According to the latest update from Doctors Without Borders/ Medecins Sans Frontieres, three hospitals in Syria's Damascus governorate that are supplied by Doctors Without Borders reported that they received approximately 3,600 patients displaying neurotoxic symptoms such as convulsions, excess saliva, pinpoint pupils, blurred vision and respiratory distress, in less than three hours on the morning of Wednesday, 21 August.

These patients were treated using Doctors Without Borders-supplied atropine, a drug used to treat neurotoxic symptoms. So far 355 of those patients reportedly displaying neurotoxic symptoms have died.

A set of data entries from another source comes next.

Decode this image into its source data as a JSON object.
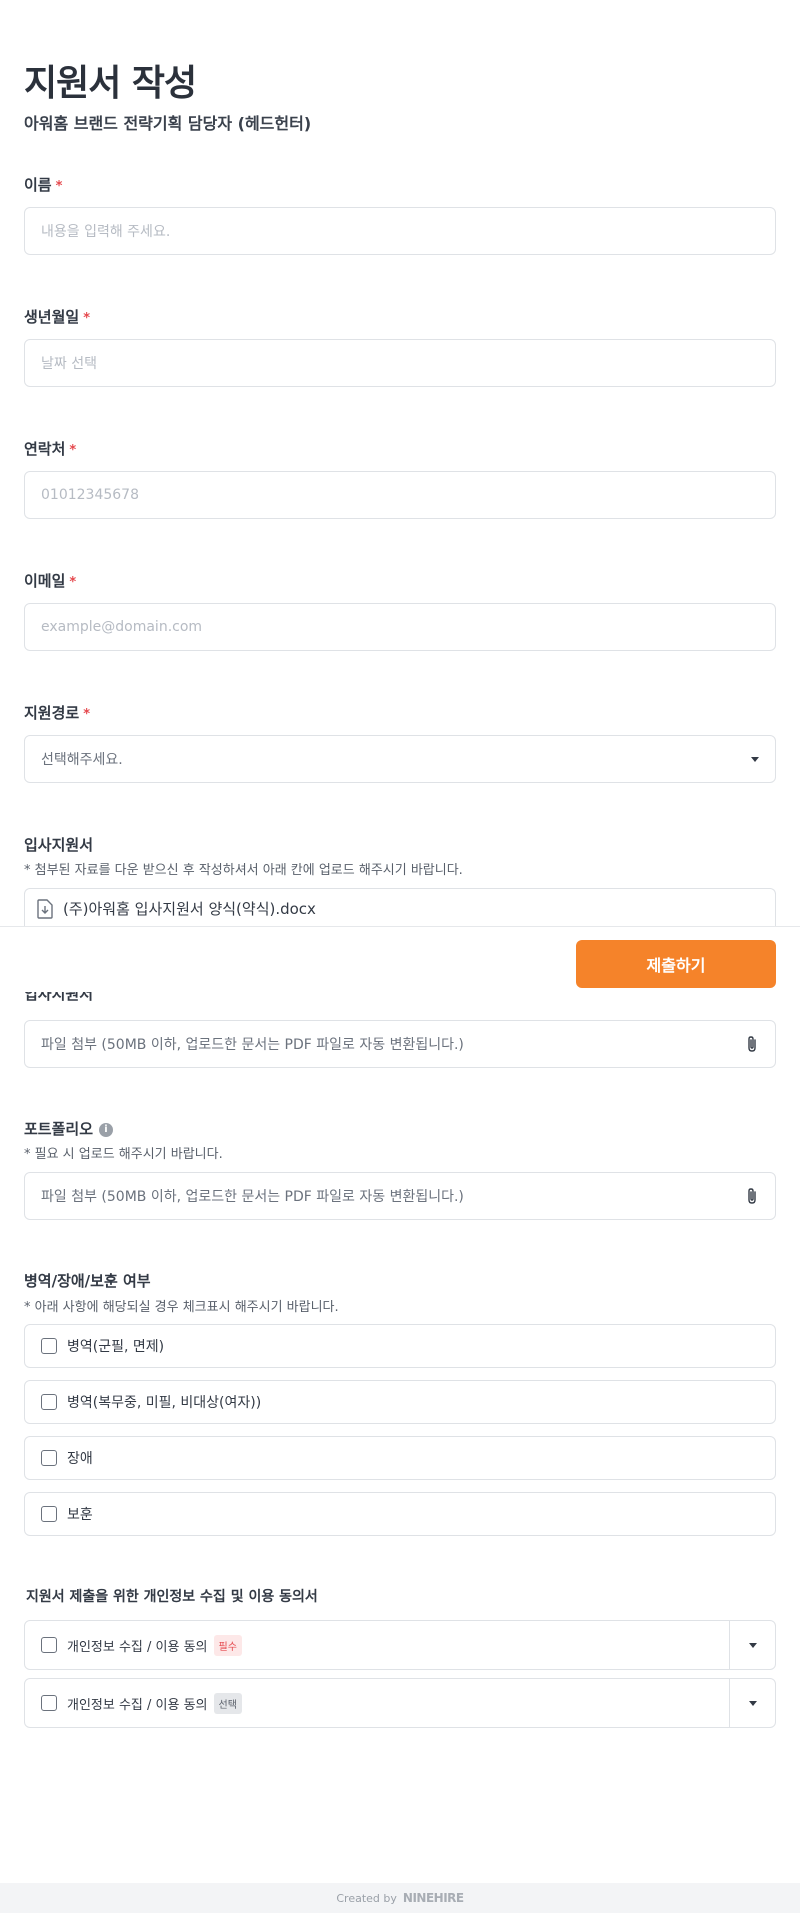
{
  "header": {
    "title": "지원서 작성",
    "subtitle": "아워홈 브랜드 전략기획 담당자 (헤드헌터)"
  },
  "fields": {
    "name": {
      "label": "이름",
      "required": "*",
      "placeholder": "내용을 입력해 주세요."
    },
    "birth": {
      "label": "생년월일",
      "required": "*",
      "placeholder": "날짜 선택"
    },
    "phone": {
      "label": "연락처",
      "required": "*",
      "placeholder": "01012345678"
    },
    "email": {
      "label": "이메일",
      "required": "*",
      "placeholder": "example@domain.com"
    },
    "source": {
      "label": "지원경로",
      "required": "*",
      "value": "선택해주세요."
    }
  },
  "application_form": {
    "label": "입사지원서",
    "note": "* 첨부된 자료를 다운 받으신 후 작성하셔서 아래 칸에 업로드 해주시기 바랍니다.",
    "attachment_name": "(주)아워홈 입사지원서 양식(약식).docx",
    "upload_placeholder": "파일 첨부 (50MB 이하, 업로드한 문서는 PDF 파일로 자동 변환됩니다.)"
  },
  "sticky_bar": {
    "submit_label": "제출하기"
  },
  "portfolio": {
    "label": "포트폴리오",
    "info_icon": "i",
    "note": "* 필요 시 업로드 해주시기 바랍니다.",
    "upload_placeholder": "파일 첨부 (50MB 이하, 업로드한 문서는 PDF 파일로 자동 변환됩니다.)"
  },
  "military": {
    "label": "병역/장애/보훈 여부",
    "note": "* 아래 사항에 해당되실 경우 체크표시 해주시기 바랍니다.",
    "options": [
      "병역(군필, 면제)",
      "병역(복무중, 미필, 비대상(여자))",
      "장애",
      "보훈"
    ]
  },
  "consent": {
    "title": "지원서 제출을 위한 개인정보 수집 및 이용 동의서",
    "items": [
      {
        "label": "개인정보 수집 / 이용 동의",
        "tag": "필수"
      },
      {
        "label": "개인정보 수집 / 이용 동의",
        "tag": "선택"
      }
    ]
  },
  "footer": {
    "created_by": "Created by",
    "brand": "NINEHIRE"
  },
  "colors": {
    "accent": "#f5832a",
    "required": "#e5484d",
    "border": "#dfe2e6"
  },
  "icons": [
    "download-file-icon",
    "paperclip-icon",
    "chevron-down-icon",
    "info-icon",
    "checkbox-icon"
  ]
}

Due to security concerns, no Doctors Without Borders staff have been able to visit the hospitals who reported these symptoms, but the accounts come from medical facilities with which Doctors Without Borders has had effective and reliable collaborative relationships. DWB are neither able to confirm the cause of the illnesses and deaths nor establish who may be responsible, but the reported symptoms, the massive influx of patients in a short period of time, and several other factors, strongly indicate mass exposure to a neurotoxic agent.

Unfortunately, when medical personnel treat patients exposed to a neurotoxic agent, they too are at risk of becoming ill. Sadly, the doctors in one of the hospitals reported that 70 out of 100 volunteers suffered symptoms after direct contact with patients and that one person has died.

While calling for a thorough, independent investigation, Doctors Without Borders has continued its work in Syria and assisting Syrian refugees in neighboring countries - click here for a previous article of mine on this. DWB are now trying to replenish the empty stocks of atropine to the facilities that reported the attacks and are dispatching 15,000 additional vials to other facilities in the area. Treatment of patients with neurotoxic symptoms is being fully integrated into medical strategies in all of DWB programs in Syria. The organisation adds:

The medical and humanitarian response in Syria is already pushed beyond its limits, with hundreds of thousands of men, women and children already killed, injured and displaced. The medical infrastructure in the country has been crippled by the deliberate destruction of hospitals and other medical facilities.